Ménilmontant, rue Boyer, 1778
Les quelques effondrements ou venues au jour de fontis jusqu'au dernier quart du XVIIIe siècle, encore que parfois spectaculaires, n'ont pas eu de suites létales. Il n'en sera bientôt plus de même : l'accident du 21 juillet 1778 va être terrible. Les abords du village de Ménilmontant, à l'époque, ont une densité assez faible. Les plâtrières souterraines en activité, évidant une grande partie de la butte, préservent en surface des hectares et des hectares de terrain non urbanisé sillonné de chemins de terre, dont les parcelles les plus anciennement sous-minées seront peu à peu rattrapées par les constructions se développant le long des axes du vieux village qui ne représente alors que quelques maisons vers le croisement des rues actuelles de Ménilmontant et Pelleport.
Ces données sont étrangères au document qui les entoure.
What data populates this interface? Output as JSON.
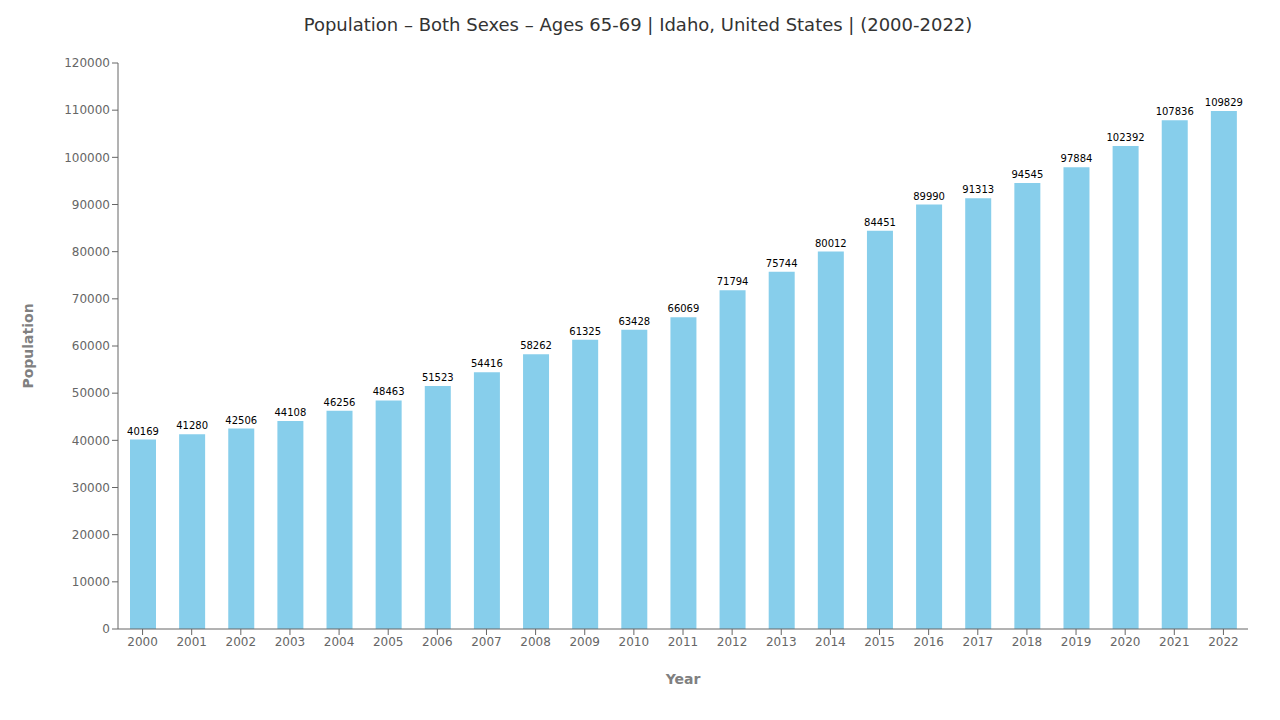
{
  "chart_data": {
    "type": "bar",
    "title": "Population – Both Sexes – Ages 65-69 | Idaho, United States |  (2000-2022)",
    "xlabel": "Year",
    "ylabel": "Population",
    "categories": [
      "2000",
      "2001",
      "2002",
      "2003",
      "2004",
      "2005",
      "2006",
      "2007",
      "2008",
      "2009",
      "2010",
      "2011",
      "2012",
      "2013",
      "2014",
      "2015",
      "2016",
      "2017",
      "2018",
      "2019",
      "2020",
      "2021",
      "2022"
    ],
    "values": [
      40169,
      41280,
      42506,
      44108,
      46256,
      48463,
      51523,
      54416,
      58262,
      61325,
      63428,
      66069,
      71794,
      75744,
      80012,
      84451,
      89990,
      91313,
      94545,
      97884,
      102392,
      107836,
      109829
    ],
    "color": "#87CEEB",
    "ylim": [
      0,
      120000
    ],
    "yticks": [
      0,
      10000,
      20000,
      30000,
      40000,
      50000,
      60000,
      70000,
      80000,
      90000,
      100000,
      110000,
      120000
    ],
    "grid": false,
    "data_labels": true
  }
}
C'est sur ce chemin de Ménilmontant, tout près d'ailleurs de l'exploitation Cauchois où s'était produit l'ensevelissement des trois ouvriers retirés indemnes (1), que le dénommé Legris décide vers 17 heures, ce fatal mardi, de diriger ses pas, accompagné de son épouse et de plusieurs amis. En tout sept personnes, qui, soudain, disparaissent dans un énorme fontis de plusieurs dizaines de mètres carrés d'ouverture venu de la première masse, et qui vient à l'instant de s'ouvrir sous le groupe insouciant des promeneurs. L'emplacement du fontis, qui se produit à l'époque aux abords immédiats du chemin de Ménilmontant, se retrouve de nos jours à l'entrée de la rue Boyer, dans le XXe arrondissement, à cheval entre la chaussée et le n° 38. La montée de ciel originelle s'est développée tout près du front de taille nord d'une carrière faisant partie du vaste réseau de plâtrières exploité dans le Ludien sous la butte-témoin, en activité pour encore quelques décennies. Le recouvrement, de l'ordre de 22 à 25 mètres, est constitué uniquement de la série habituelle des marnes, depuis la blanche au toit jusqu'à la verte en surface, mais pas surmontées de sable.

Dès le soir du 21, à 19 heures, l'inspecteur des carrières Charles-Axel Guillaumot se rend sur les lieux, et convoque le maximum d'ouvriers (d'abord des carriers du voisinage, renforcés par des terrassiers de l'inspection, ce qui en portera pour les opérations importantes le nombre à une trentaine) pour commencer le dégagement de ce qu'il sait n'être plus que des cadavres. Les parois de l'ouverture continuent sous leurs yeux de s'ébouler, élargissant la cheminée dont elles comblent au fur et à mesure le fond. Cette menaçante instabilité des terres rend indispensable l'étayage des fouilles dirigées par l'inspecteur, en allongeant désespérément le déroulement : ce n'est que le 2 août que l'on retrouve la première victime. C'est M. Legris, qui voit enfin se terminer sa promenade. Mais, contrairement à ce que l'on constatera généralement par la suite dans de tels ensevelissements, le corps est bien mutilé : le bras gauche, arraché par un effet de laminoir, s'est détaché du tronc. Quant au cou, la même cause a produit son allongement, rompant le cordon médullaire. Cette première victoire est d'ailleurs considérée avec réserve par Guillaumot, qui se doute bien des difficultés qui l'attendent encore. Rien a priori n'indiquant que les corps sont ensemble, il devra faire creuser le plus bas possible, d'encore quatre à cinq mètres, avant de découvrir le niveau que le cône atteignait avant la venue au jour.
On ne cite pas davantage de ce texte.